Uncertainty over tourism revival

Fenata says uncertainty on several issues needs to be clarified to enable the tourism sector to take practical steps to resume international travel.

04 September 2020 | Tourism



The tourism industry has questioned the practical implementation of reopening of the Namibian airspace for international tourism.

The Federation of Namibian Tourism Associations (Fenata) wrote a letter to the Tourism Revival Task Team highlighting several reservations regarding opening Hosea Kutako international Airport and seeking clarity on how the process will work.

“Although we see this as a first and positive attempt towards the resumption of some normality in the tourism sector, it is the practical limitations that come along with it that raise some very real continuing concerns,” the organisation wrote.

Fenata said the uncertainty on several issues needed to be clarified to enable the tourism stakeholders to take practical steps to resume international travel.

Travel restrictions

It said the uncertainty was compounded by renewed lockdown restrictions of some parts of the Khomas Region, in which Hosea Kutako Airport, the indicated port of arrival, is located.

“As it stands now, the initiative is seen as a gesture only, but would need concerted efforts, clarity and a clear statement from Namibian leaders and all of government to confirm that our country is willing and ready to receive international tourists.”

Among the 15 points raised was a question about a reference to 10 km distance from the nearest health clinic.

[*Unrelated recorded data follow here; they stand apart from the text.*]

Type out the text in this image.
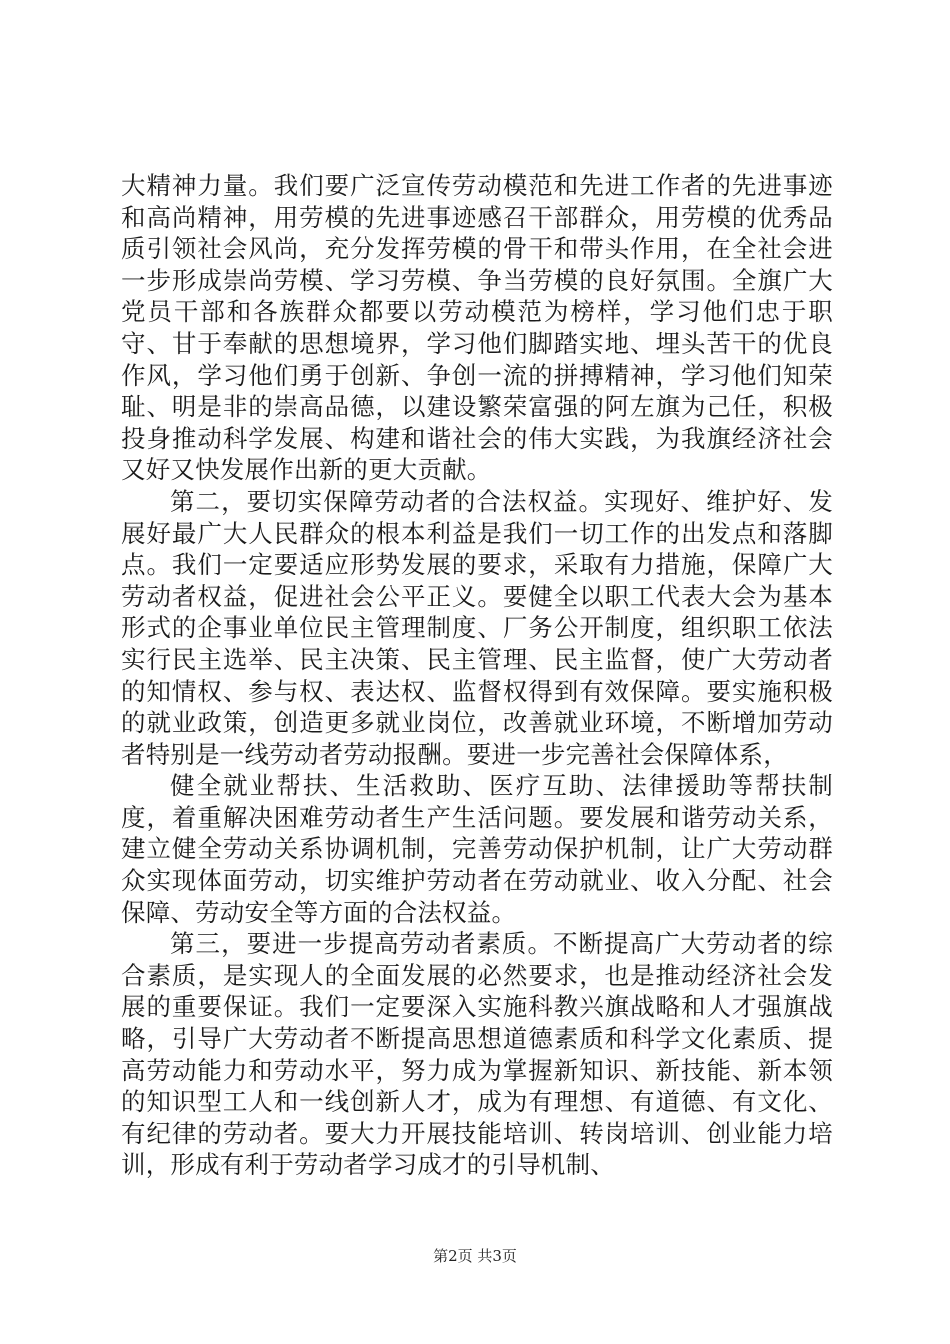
大精神力量。我们要广泛宣传劳动模范和先进工作者的先进事迹和高尚精神，用劳模的先进事迹感召干部群众，用劳模的优秀品质引领社会风尚，充分发挥劳模的骨干和带头作用，在全社会进一步形成崇尚劳模、学习劳模、争当劳模的良好氛围。全旗广大党员干部和各族群众都要以劳动模范为榜样，学习他们忠于职守、甘于奉献的思想境界，学习他们脚踏实地、埋头苦干的优良作风，学习他们勇于创新、争创一流的拼搏精神，学习他们知荣耻、明是非的崇高品德，以建设繁荣富强的阿左旗为己任，积极投身推动科学发展、构建和谐社会的伟大实践，为我旗经济社会又好又快发展作出新的更大贡献。

第二，要切实保障劳动者的合法权益。实现好、维护好、发展好最广大人民群众的根本利益是我们一切工作的出发点和落脚点。我们一定要适应形势发展的要求，采取有力措施，保障广大劳动者权益，促进社会公平正义。要健全以职工代表大会为基本形式的企事业单位民主管理制度、厂务公开制度，组织职工依法实行民主选举、民主决策、民主管理、民主监督，使广大劳动者的知情权、参与权、表达权、监督权得到有效保障。要实施积极的就业政策，创造更多就业岗位，改善就业环境，不断增加劳动者特别是一线劳动者劳动报酬。要进一步完善社会保障体系，

健全就业帮扶、生活救助、医疗互助、法律援助等帮扶制度，着重解决困难劳动者生产生活问题。要发展和谐劳动关系，建立健全劳动关系协调机制，完善劳动保护机制，让广大劳动群众实现体面劳动，切实维护劳动者在劳动就业、收入分配、社会保障、劳动安全等方面的合法权益。

第三，要进一步提高劳动者素质。不断提高广大劳动者的综合素质，是实现人的全面发展的必然要求，也是推动经济社会发展的重要保证。我们一定要深入实施科教兴旗战略和人才强旗战略，引导广大劳动者不断提高思想道德素质和科学文化素质、提高劳动能力和劳动水平，努力成为掌握新知识、新技能、新本领的知识型工人和一线创新人才，成为有理想、有道德、有文化、有纪律的劳动者。要大力开展技能培训、转岗培训、创业能力培训，形成有利于劳动者学习成才的引导机制、

第2页 共3页
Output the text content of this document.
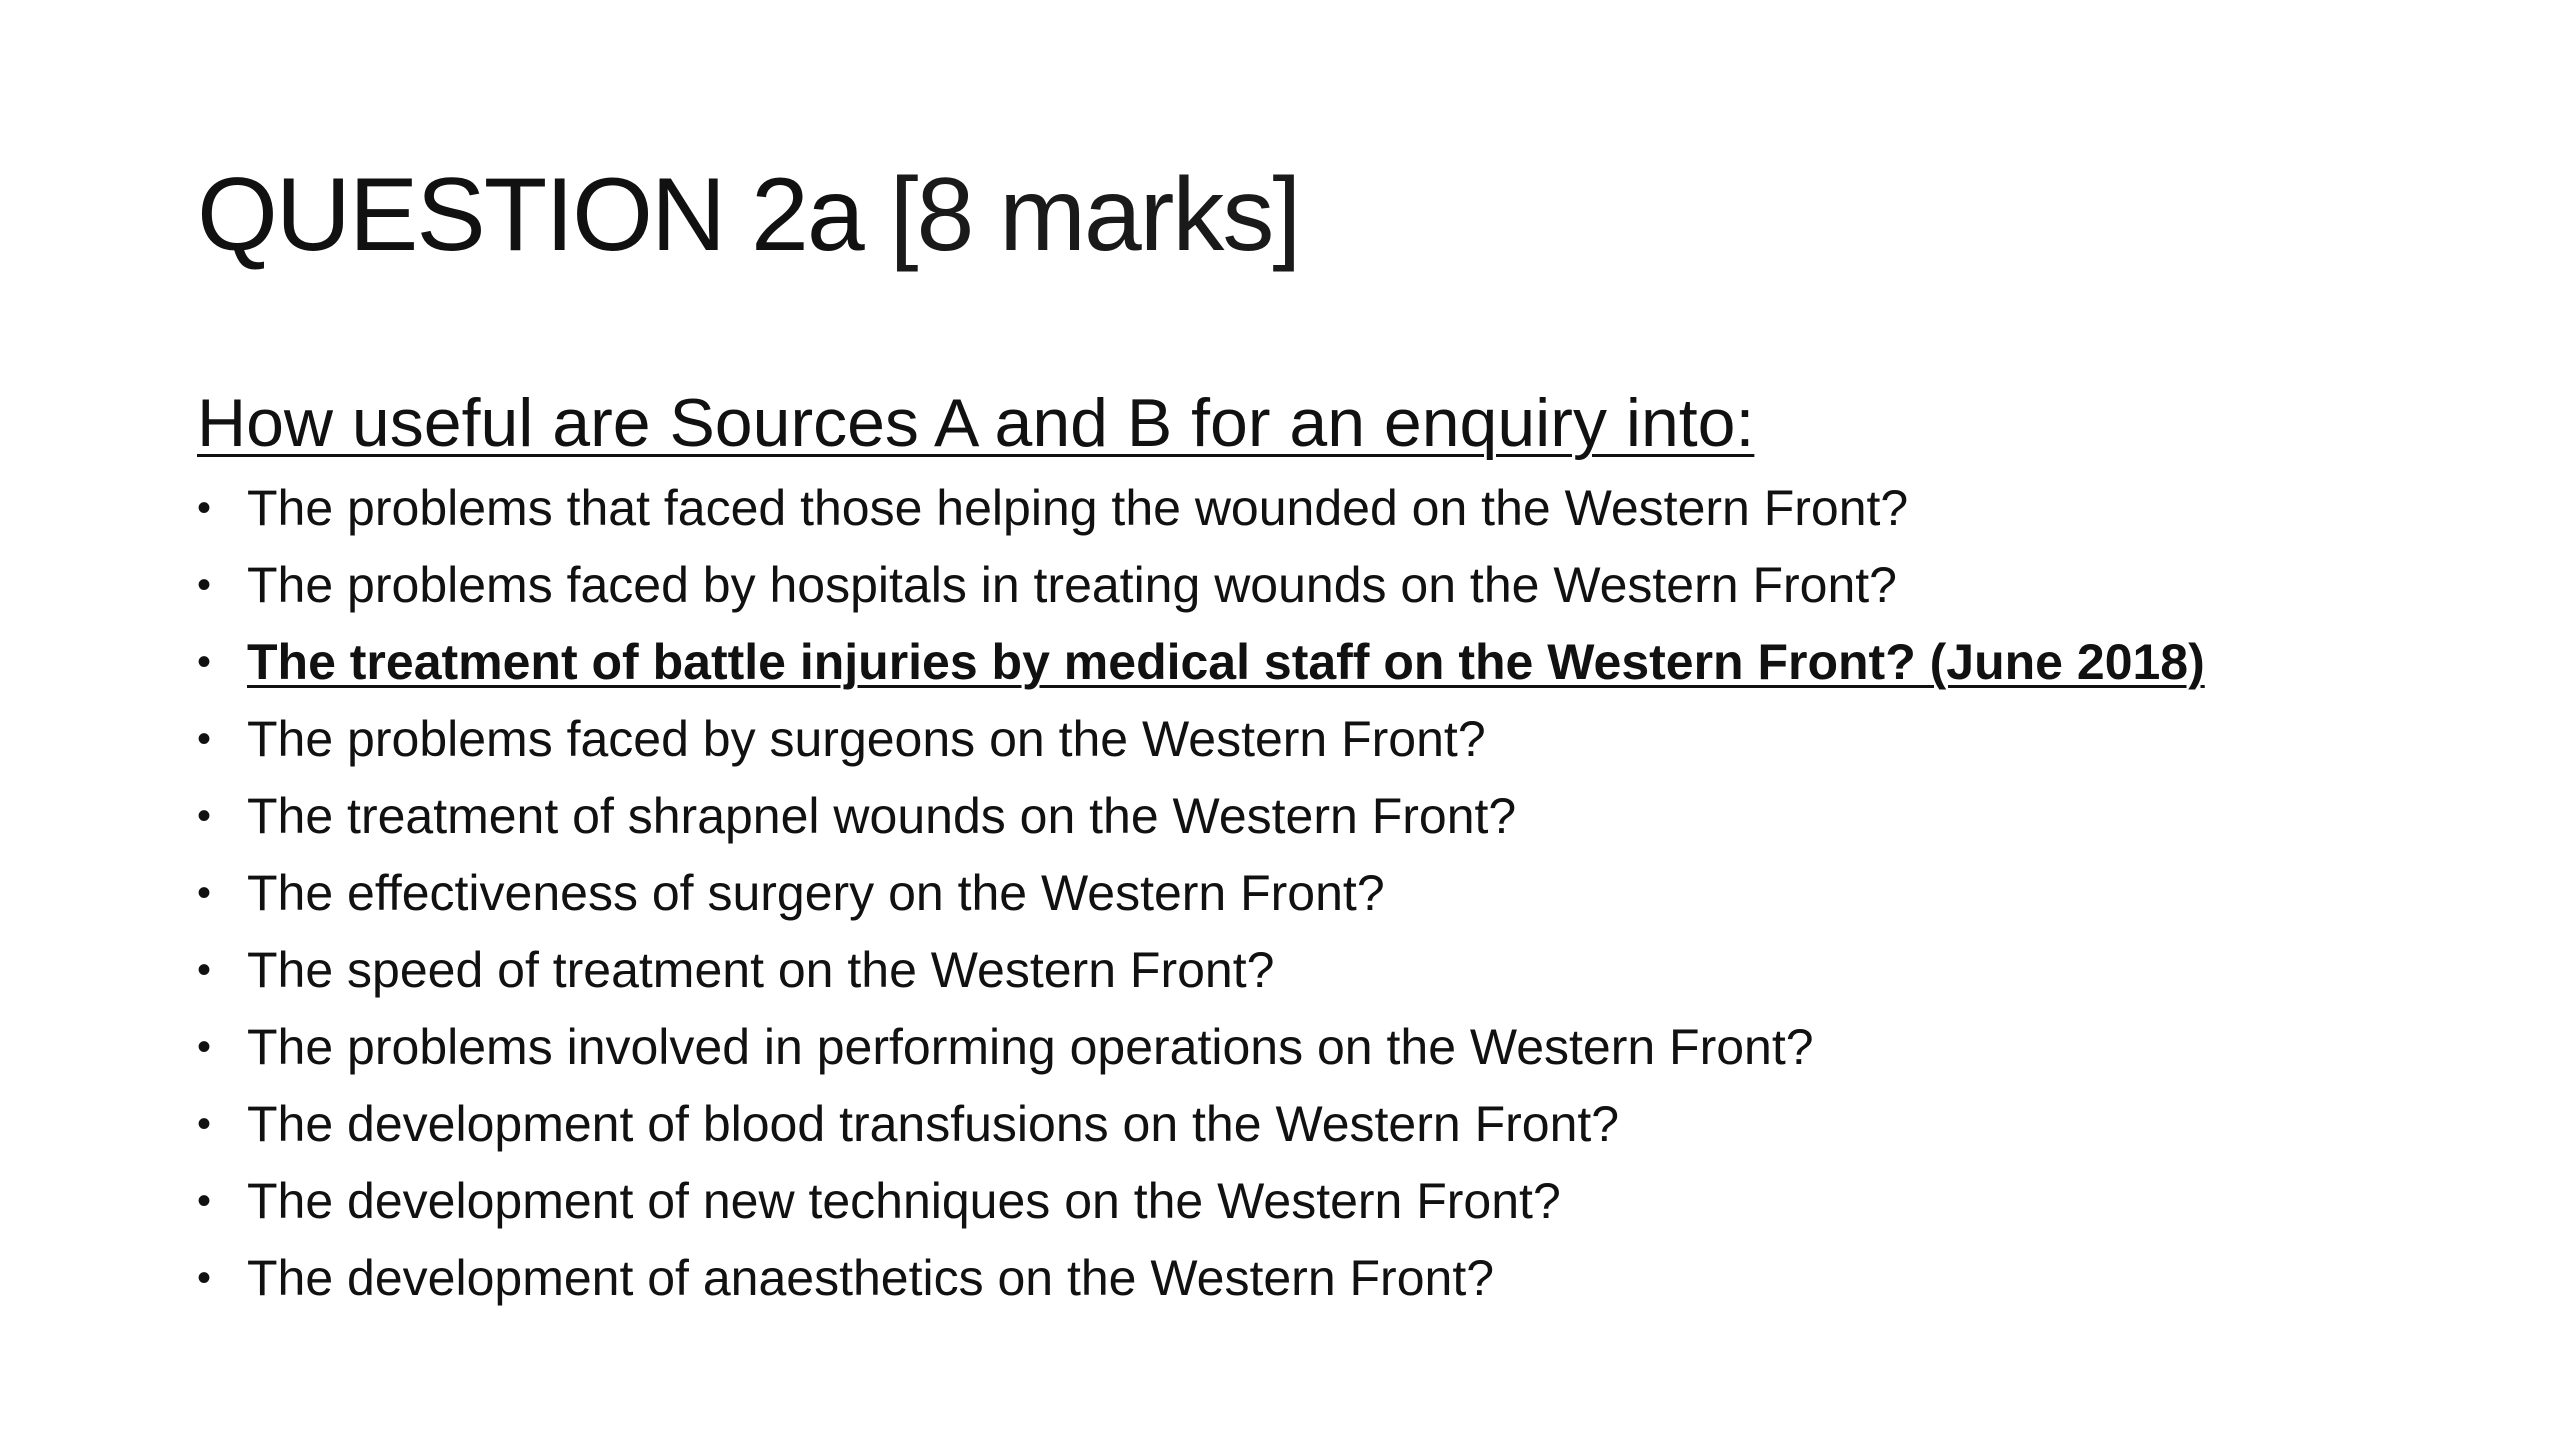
QUESTION 2a [8 marks]
How useful are Sources A and B for an enquiry into:
• The problems that faced those helping the wounded on the Western Front?
• The problems faced by hospitals in treating wounds on the Western Front?
• The treatment of battle injuries by medical staff on the Western Front? (June 2018)
• The problems faced by surgeons on the Western Front?
• The treatment of shrapnel wounds on the Western Front?
• The effectiveness of surgery on the Western Front?
• The speed of treatment on the Western Front?
• The problems involved in performing operations on the Western Front?
• The development of blood transfusions on the Western Front?
• The development of new techniques on the Western Front?
• The development of anaesthetics on the Western Front?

“Does that mean that only establishments in a 10 km radius of a state health clinic would qualify for hosting tourists?” the industry wanted to know. Fenata pointed out that this would then exclude most rural establishments, including the camps in national parks.

Another pertinent question was whether tourists require a travel permit issued at the airport upon arrival to travel outside the Khomas Region.


They also pointed out that many tourists still have tours booked for October and the following months, which are fixed itineraries that cannot afford to be amended as any amendment would be a valid reason for visitors to cancel their trips.

“Therefore, going forward, we should aim to remove the seven days' seclusion and rather make sure that all service providers comply with the coronavirus protocols to keep Namibians and tourists equally safe while travelling.”

Fenata said the industry had obtained clear indications that an open airport alone will not attract travellers to Namibia.

“Current control measures and the fear of renewed restrictions being imposed on regions or the country, curfews and the limitations to the normal tourism services on offer have already led to a number of additional cancellations of provisional bookings for September and October.

“Unfortunately, indications are that with this level of uncertainty, the international travel fraternity may even consider avoiding any travel plans to our shores for 2021.”